Le cancer du poumon, première cause de décès par cancer aux États-Unis, pourrait être détecté plus tôt chez de nombreux patients grâce à un dépistage annuel. Pourtant, malgré des recommandations établies depuis plus de dix ans, moins de 20 % des personnes à risque bénéficient de cet examen vital.
Des études cliniques rigoureuses, menées sous forme d’essais randomisés, ont démontré que le dépistage annuel du cancer du poumon permet de réduire d’environ 20 % la mortalité spécifique liée à cette maladie chez les individus présentant un risque élevé en raison de leur âge et de leurs antécédents de tabagisme. Le groupe de travail américain sur les services préventifs (United States Preventive Services Task Force) recommande ce dépistage depuis plus d’une décennie.

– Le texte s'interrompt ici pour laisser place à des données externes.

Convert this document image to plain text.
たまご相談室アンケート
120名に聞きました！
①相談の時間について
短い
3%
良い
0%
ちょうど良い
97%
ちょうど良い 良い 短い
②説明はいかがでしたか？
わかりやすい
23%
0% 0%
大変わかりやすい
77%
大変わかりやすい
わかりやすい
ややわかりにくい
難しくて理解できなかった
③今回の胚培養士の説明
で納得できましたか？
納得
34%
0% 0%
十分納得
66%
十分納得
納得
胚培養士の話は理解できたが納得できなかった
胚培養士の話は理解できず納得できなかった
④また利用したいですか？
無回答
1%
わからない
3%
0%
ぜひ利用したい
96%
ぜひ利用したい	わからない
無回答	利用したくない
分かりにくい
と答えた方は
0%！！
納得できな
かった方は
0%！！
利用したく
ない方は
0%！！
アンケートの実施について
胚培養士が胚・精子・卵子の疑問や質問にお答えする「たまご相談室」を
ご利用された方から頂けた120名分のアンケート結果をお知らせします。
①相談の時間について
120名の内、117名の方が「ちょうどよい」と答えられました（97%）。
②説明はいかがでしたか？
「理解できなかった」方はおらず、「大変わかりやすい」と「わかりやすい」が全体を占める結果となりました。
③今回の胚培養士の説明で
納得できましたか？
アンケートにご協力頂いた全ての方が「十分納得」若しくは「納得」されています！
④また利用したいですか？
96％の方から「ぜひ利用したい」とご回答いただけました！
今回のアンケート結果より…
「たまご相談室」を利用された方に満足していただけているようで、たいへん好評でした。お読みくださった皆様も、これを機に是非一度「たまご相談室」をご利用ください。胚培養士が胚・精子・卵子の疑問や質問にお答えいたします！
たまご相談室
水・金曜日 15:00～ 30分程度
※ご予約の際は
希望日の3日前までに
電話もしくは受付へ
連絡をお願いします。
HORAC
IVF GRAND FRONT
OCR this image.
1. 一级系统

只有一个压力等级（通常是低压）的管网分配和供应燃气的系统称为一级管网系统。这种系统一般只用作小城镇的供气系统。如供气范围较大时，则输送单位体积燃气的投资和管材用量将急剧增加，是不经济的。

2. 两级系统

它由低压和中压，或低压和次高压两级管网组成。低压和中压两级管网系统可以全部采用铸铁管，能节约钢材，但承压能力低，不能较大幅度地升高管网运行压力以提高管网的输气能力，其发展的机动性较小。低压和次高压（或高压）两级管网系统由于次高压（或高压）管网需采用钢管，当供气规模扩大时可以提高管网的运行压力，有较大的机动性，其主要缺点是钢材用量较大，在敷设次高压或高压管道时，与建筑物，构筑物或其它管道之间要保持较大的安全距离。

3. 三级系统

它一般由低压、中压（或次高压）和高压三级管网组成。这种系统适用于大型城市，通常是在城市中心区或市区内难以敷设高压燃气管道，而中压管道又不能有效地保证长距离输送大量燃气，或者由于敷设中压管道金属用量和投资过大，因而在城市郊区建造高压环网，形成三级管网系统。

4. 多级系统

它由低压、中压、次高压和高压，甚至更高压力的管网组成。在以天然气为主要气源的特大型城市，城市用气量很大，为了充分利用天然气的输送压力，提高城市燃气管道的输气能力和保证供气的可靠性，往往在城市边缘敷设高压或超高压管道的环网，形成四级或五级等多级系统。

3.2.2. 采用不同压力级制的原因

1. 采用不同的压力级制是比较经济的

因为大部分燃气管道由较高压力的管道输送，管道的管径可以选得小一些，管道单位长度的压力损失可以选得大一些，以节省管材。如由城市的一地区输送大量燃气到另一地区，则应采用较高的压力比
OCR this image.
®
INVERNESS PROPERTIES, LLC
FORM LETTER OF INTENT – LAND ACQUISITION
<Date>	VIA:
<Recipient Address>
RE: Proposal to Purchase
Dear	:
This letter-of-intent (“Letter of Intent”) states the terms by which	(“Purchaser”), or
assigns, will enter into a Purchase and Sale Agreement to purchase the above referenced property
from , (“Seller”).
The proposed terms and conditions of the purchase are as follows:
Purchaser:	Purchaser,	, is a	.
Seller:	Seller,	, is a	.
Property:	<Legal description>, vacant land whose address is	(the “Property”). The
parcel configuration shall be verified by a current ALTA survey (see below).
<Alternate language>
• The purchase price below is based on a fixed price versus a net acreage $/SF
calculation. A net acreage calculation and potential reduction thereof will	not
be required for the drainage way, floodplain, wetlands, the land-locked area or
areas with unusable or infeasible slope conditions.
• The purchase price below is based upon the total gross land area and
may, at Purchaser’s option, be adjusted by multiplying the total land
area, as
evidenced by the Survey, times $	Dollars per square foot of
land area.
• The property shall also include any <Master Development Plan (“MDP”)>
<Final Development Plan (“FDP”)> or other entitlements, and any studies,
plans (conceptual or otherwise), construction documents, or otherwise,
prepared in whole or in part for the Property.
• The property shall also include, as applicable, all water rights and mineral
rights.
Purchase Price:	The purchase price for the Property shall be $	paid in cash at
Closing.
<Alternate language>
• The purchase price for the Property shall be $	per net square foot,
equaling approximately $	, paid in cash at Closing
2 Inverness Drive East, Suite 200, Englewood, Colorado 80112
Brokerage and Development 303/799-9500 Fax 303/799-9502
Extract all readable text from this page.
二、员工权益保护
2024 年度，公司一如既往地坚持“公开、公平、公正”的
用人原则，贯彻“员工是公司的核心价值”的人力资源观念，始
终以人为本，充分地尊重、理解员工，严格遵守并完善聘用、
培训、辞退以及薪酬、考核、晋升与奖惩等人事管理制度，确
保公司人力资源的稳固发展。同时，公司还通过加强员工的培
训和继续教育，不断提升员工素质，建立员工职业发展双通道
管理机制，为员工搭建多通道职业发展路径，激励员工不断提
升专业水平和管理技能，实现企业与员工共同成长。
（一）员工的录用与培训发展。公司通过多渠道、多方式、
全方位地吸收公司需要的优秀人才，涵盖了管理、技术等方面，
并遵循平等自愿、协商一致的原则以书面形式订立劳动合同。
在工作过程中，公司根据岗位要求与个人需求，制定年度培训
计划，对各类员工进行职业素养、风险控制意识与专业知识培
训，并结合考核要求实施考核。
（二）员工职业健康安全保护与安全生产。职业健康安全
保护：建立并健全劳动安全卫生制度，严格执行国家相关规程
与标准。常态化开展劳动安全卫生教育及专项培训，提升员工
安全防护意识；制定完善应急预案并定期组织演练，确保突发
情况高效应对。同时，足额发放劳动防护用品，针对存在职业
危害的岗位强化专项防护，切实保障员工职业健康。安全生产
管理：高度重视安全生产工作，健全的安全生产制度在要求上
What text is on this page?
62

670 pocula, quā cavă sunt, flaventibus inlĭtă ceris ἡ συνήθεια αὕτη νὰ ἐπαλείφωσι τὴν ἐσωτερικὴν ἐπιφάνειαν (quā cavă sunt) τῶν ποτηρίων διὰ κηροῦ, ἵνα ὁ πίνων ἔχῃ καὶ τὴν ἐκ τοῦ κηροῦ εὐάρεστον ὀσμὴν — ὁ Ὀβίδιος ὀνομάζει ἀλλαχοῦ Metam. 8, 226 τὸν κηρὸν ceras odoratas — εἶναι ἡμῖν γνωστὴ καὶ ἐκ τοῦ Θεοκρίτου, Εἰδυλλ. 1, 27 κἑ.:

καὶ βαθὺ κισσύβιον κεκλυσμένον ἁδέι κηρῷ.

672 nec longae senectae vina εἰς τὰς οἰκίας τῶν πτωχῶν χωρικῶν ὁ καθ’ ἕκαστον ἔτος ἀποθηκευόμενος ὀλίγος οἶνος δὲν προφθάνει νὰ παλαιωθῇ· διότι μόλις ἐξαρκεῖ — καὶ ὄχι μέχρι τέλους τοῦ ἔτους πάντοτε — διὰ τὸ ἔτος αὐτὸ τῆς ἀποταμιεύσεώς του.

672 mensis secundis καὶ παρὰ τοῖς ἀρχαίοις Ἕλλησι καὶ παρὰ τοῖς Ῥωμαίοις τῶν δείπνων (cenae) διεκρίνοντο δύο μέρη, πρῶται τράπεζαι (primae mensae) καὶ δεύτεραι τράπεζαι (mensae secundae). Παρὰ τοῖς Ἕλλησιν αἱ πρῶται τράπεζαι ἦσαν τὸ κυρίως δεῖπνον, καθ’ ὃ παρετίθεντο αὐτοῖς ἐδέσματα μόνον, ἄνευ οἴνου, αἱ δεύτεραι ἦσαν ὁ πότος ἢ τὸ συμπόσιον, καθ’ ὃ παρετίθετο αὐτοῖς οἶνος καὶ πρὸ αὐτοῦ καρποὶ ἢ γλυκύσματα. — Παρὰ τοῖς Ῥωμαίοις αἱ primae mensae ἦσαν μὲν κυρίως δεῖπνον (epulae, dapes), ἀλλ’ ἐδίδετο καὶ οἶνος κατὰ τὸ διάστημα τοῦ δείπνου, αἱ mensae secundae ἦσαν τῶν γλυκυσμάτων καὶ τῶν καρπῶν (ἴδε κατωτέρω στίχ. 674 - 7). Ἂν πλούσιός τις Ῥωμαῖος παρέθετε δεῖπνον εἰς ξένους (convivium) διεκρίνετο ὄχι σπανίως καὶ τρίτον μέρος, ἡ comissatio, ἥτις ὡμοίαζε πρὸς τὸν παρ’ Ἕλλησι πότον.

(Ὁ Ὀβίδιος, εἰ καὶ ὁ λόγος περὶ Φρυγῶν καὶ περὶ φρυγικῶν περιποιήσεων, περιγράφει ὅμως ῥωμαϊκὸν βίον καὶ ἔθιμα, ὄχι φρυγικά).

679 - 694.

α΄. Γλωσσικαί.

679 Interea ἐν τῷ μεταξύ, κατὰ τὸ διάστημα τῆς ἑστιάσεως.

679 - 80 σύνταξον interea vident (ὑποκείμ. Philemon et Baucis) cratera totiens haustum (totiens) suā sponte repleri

Plusieurs obstacles expliquent ce faible taux d’adoption. Un manque de sensibilisation du public, la stigmatisation associée au tabagisme, des croyances pessimistes concernant le cancer du poumon et une organisation fragmentée des systèmes de santé contribuent à cette sous-utilisation. « Il est crucial de briser ces barrières pour garantir que les personnes à risque aient accès à un dépistage précoce », explique un spécialiste du cancer.
Ces difficultés d’accès au dépistage touchent de manière disproportionnée les populations historiquement défavorisées, exacerbant les inégalités en matière de santé. Les disparités observées concernent notamment l’origine ethnique, la race, le lieu de résidence (en particulier les zones rurales), le niveau socio-économique et la couverture d’assurance. À ce stade, il est impératif de mettre en place des stratégies ciblées pour réduire ces inégalités et améliorer l’accès au dépistage pour tous.